Recently, Belarusians were outraged by Mcdonald’s decision to leave Belarus and it being replaced by the Russian Mcdonald’s successor “Vkusna i tochka”. The outrage was even noticed by Lukashenko, who commented on the matter during a speech to farmers from state agri-companies saying “Good riddance” and “we know how to cut a bun in half.”
While the Belarusian government and authorities are in a way doing what they can to stop companies from divesting, their threats and their decrees that force companies to stay are not creating a welcoming investment climate. New investments from Western countries will certainly dwindle, companies that were only thinking about divesting before will definitely want to divest now, and companies unable to divest now will do it in the future.
These decisions are purely political, and have been made to punish businesses from Western countries; one could see it as a form of counter-sanctions.

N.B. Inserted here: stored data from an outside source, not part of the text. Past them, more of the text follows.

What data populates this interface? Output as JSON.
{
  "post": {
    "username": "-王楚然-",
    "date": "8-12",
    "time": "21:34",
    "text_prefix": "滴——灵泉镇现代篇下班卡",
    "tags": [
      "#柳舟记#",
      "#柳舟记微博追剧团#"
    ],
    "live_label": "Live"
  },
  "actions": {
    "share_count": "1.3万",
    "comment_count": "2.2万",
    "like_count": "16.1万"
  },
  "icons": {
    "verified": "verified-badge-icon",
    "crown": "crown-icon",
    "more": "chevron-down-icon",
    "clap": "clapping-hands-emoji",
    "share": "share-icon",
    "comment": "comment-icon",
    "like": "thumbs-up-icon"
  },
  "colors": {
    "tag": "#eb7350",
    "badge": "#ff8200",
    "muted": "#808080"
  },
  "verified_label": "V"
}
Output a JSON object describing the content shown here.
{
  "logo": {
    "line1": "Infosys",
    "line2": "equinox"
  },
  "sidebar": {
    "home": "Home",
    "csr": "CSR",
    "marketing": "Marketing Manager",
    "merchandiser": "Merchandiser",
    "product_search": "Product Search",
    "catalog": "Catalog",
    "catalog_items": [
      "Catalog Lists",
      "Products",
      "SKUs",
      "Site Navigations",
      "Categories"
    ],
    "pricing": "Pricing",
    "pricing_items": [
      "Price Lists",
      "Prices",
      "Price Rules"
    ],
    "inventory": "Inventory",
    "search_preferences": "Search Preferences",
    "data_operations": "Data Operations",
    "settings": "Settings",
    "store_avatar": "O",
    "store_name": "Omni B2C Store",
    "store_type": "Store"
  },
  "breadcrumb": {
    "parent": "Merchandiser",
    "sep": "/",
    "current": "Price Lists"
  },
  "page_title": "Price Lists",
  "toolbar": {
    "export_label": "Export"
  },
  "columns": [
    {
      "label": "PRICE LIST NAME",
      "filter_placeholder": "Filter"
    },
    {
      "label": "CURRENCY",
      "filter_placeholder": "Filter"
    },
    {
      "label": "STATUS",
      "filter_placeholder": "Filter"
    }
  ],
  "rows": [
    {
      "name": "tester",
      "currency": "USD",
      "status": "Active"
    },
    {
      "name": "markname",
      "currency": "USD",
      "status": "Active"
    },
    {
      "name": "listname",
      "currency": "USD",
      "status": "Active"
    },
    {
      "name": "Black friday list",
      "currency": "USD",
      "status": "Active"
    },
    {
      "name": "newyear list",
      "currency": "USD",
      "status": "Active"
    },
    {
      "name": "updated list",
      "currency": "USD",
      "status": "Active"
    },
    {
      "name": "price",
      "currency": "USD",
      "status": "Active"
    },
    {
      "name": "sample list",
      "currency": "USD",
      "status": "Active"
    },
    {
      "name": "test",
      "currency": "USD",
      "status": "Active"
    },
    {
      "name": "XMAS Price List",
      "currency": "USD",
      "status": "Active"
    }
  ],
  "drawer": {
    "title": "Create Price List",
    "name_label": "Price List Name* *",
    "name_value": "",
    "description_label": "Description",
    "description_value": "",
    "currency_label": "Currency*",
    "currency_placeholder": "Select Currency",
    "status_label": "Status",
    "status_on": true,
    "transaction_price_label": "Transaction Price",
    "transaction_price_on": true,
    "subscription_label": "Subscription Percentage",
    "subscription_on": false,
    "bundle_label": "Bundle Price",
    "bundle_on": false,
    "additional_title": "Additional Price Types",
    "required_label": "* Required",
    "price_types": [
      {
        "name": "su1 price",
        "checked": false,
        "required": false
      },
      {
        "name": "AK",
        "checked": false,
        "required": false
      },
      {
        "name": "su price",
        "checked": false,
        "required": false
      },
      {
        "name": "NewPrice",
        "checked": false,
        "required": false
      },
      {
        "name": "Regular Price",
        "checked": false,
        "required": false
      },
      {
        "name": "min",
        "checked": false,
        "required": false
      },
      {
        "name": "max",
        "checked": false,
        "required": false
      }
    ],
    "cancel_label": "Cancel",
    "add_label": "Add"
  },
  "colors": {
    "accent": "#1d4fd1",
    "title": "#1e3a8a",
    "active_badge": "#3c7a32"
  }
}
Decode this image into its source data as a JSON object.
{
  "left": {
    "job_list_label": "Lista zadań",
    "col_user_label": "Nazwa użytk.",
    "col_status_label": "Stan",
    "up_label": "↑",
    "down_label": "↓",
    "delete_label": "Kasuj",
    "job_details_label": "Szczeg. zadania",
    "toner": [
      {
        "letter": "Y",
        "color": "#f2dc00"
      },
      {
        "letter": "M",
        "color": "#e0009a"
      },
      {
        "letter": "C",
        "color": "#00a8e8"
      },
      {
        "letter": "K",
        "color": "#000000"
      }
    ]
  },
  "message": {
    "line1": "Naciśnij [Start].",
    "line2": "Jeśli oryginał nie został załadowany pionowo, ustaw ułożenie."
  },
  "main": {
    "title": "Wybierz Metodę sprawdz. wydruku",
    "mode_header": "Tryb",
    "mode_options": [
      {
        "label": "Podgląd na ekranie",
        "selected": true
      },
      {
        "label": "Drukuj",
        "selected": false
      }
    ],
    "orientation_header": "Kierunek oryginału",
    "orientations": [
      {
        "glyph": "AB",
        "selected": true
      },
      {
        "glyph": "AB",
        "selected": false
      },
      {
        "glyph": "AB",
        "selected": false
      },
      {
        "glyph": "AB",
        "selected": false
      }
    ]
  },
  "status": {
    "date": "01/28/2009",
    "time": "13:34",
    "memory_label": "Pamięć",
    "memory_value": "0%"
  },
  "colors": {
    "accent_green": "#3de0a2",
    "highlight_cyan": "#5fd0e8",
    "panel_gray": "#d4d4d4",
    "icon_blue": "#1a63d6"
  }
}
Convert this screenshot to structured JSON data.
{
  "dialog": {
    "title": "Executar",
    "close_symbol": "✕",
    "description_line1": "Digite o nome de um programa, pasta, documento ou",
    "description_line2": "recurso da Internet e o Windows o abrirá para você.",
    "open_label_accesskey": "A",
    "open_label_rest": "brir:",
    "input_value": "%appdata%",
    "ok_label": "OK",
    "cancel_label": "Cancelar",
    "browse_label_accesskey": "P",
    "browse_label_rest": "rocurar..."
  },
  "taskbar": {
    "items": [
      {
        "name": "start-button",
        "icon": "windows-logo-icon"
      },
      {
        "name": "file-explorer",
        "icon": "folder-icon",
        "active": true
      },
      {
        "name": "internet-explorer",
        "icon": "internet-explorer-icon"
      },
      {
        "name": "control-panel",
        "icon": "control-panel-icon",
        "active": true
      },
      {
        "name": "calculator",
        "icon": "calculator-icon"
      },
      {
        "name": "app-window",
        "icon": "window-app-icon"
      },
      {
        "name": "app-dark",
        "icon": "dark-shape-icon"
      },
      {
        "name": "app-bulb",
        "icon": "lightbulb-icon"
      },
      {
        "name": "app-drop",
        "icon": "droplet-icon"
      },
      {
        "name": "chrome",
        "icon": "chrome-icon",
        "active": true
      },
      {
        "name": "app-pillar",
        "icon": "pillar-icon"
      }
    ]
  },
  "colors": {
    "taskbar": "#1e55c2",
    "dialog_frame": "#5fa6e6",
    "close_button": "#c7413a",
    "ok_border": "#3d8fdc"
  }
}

If there’s a buyer, the continuation of the business is secured. An investor from Russia, Belarus or another non-Western country may not run the business as well, but this decision clearly doesn’t matter to the Belarusian regime.
By doing all this, foreign investors’ trust in the Belarusian economy is greatly reduced. In the long run, the last few years of the slight modernisation of the Belarusian economy will be more or less undone due to Minsk’s bid to maintain political-economic control. It’s another example of how the Belarusian government’s policies are strangling Belarusian growth.